Bluecloak seemed in no hurry either. It stopped outside the first doorway, and churred. One of the creatures answered. Bluecloak tipped its head toward Ofelia. It had to be a question. The logical question was whether this was her house. But the others could have told it that. Perhaps it wanted to know what this was.

“House,” Ofelia said. Whose had it been? She was surprised to discover that her memory of who had which house had blurred. Surely it hadn’t been that long. Tomas and Serafina? Luis and Ysabel? Still thinking, she unlatched the outer door and pulled it open. Inside, the house was dark and smelled musty. Ofelia ducked into the cool dimness, and made her way to the windows, where she opened shutters. When she turned around, Bluecloak stood poised at the door, head cocked.

“Come in,” Ofelia said, gesturing. Bluecloak stepped in, its toenails clicking on the tile floor. Ofelia opened the other doors, showing Bluecloak the bedrooms, the closets—there, a scrap of rotting cloth that pricked her memory and reminded her that this had been Ysabel’s closet, the scrap part of an old coverlet that Ysabel had cut up for rags before the colony’s removal. The bathroom, with its shower head—Ofelia turned the water spray on and off to demonstrate—the garden door from the kitchen. Bluecloak followed her, attentive. One of the others touched the cooler—one of those Ofelia had disconnected long before—and said “Kuh,” then grunted. It opened the door; Bluecloak uttered a sharp squawk, and it shut the door as if its fingers had been stung.

Or as if Bluecloak were its parent, and it had disobeyed. Ofelia digested that thought. Was Bluecloak an adult, and were these others really children? She liked the idea that Killer might be an undisciplined child, but she had not failed to notice the long knives the newcomers also wore, even Bluecloak.

Bluecloak touched the cooler gently, and looked at Ofelia. Asking permission? She nodded, then reached out to open the door herself.

“No cold now,” she said. “Cold off.”

“Kuh awk,” Bluecloak said. Cold off. It looked the box over; Ofelia held her breath. It could not know what made the box work or not work. It had not had time enough with the cooler at the center. It could not . . . Leaning over, Bluecloak peered behind the cooler. With a glance at Ofelia, it leaned lower, reached, and came up with the end of the power cord. “Aaaks kuh,” it said, with the falling intonation that Ofelia now thought meant a question.

She felt colder than the cooler had ever been. How had it caught on so quickly? Small children learned . . . but they saw someone plug and unplug appliances. These creatures had no electricity . . . did they? They could not have understood, with no common language, how it worked. Yet Bluecloak’s questions were so direct . . . it must be smarter than she had thought. Smarter than humans? She didn’t want to consider that question.

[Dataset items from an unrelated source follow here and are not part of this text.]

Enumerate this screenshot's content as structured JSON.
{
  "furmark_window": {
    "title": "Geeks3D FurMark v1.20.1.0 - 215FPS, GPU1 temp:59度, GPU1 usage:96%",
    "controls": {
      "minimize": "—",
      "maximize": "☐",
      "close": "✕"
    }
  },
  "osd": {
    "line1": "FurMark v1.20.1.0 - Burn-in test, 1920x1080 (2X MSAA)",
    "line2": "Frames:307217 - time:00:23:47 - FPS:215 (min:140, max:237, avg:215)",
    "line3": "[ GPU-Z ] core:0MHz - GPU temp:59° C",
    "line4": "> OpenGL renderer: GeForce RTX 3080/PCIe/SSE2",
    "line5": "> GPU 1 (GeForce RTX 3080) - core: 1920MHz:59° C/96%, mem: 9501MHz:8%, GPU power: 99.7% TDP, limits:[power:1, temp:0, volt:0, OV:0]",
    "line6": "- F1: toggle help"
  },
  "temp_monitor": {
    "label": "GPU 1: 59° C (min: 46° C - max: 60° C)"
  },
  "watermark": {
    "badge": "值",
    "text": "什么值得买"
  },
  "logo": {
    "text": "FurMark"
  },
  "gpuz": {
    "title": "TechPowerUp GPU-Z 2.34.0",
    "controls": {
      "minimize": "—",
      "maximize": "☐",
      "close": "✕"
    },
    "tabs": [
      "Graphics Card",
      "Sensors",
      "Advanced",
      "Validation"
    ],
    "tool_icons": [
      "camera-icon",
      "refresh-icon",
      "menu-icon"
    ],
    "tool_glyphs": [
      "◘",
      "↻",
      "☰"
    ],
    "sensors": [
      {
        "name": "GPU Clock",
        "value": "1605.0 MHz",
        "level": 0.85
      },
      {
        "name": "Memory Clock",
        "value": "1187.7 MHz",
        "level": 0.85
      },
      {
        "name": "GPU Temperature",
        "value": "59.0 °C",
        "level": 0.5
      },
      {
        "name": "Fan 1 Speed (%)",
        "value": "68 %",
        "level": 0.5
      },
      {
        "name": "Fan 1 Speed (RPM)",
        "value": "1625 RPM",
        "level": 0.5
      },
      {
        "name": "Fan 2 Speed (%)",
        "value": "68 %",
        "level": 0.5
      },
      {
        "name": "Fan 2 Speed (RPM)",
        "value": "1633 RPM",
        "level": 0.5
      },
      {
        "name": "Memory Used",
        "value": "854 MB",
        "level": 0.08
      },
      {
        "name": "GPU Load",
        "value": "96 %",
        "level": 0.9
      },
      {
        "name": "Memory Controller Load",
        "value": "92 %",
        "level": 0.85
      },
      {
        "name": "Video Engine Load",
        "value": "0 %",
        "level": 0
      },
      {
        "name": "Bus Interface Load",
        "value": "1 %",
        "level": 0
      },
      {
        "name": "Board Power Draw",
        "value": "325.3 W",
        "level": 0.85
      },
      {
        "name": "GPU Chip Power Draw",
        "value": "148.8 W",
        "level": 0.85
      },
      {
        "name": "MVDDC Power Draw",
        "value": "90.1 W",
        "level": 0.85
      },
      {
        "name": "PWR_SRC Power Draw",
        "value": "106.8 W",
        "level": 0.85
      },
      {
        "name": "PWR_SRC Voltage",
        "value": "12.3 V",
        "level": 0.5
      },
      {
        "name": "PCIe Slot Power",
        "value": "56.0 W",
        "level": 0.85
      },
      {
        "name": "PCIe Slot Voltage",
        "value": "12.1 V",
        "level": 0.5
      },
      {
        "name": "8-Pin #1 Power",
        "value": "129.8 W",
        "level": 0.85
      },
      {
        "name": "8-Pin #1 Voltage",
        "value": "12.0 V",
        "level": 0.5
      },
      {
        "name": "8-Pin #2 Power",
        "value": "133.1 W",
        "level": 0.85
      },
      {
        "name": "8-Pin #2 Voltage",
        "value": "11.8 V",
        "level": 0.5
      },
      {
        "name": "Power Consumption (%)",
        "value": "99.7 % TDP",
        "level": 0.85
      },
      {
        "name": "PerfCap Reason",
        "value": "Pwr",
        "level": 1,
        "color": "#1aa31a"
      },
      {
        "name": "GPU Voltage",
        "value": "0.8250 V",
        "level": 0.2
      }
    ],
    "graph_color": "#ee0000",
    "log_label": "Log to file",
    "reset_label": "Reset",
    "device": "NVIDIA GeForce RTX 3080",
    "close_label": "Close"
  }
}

“Zzzzt makes cold,” Ofelia said. Should she give a label for the cord? She might as well; it would be easier to talk about if she did. “That’s a cord,” she said, touching it. “Cord. Zzzzt in cord makes cold.”

“Zzzz . . .” Bluecloak said. “Howhuh laaant aaaks zzzzt.” It paused, giving Ofelia time to arrange Powerplant makes electricity in her mind. “Zzzzt in cort, zzzzt aaaks kuh.”

Yes, electricity in the cord made the cooler cold, but how had it figured out that the electricity traveled in the cord? It should not have been obvious. It could not have seen the wires behind the coolers in the center; they were hidden by the bulk of the boxes. Ofelia nodded, forgetting again that they did not understand nods.

Bluecloak flipped its cloak back, and opened a mesh bag hanging from one of the straps around its body. From the bag, it took a thin cylinder as long as Ofelia’s forearm. She thought it looked like wood or thick-stemmed grass. Bluecloak lifted it with one hand, and blew into it, holding the other hand before the open end. Then, very gently, it took her hand, and placed it before the open end. She felt the stream of air. But why?

Bluecloak spoke, a rapid gabble she couldn’t follow. Then it slowed. A breathy whushing, a pause, then “in” and a talon tapped on the cylinder. Air in cylinder? Ofelia nodded, hoping that was right. “Yahtuh in . . .” a guttural squawk. Ofelia blinked. Water in . . . something. Air in the cylinder, water in the cylinder? In something like the cylinder? In a pipe, she would say . . . had that been their word for pipe?

“Pipe,” Ofelia said. “Water in pipe.” Her breath came short; she could not believe the creature was making these connections.

Bluecloak tipped its head to one side. Was that their nod? It repeated the sequence: [Whoosh] “in” gesture to cylinder. “Yahtuh in kye . . . kye . . .” It must be trying to say pipe. Ofelia tried again. “Pipe.”

“Kite.” It tapped the cylinder again, preventing another correction. “Yahtuh in kite . . . zzzzt in cort.”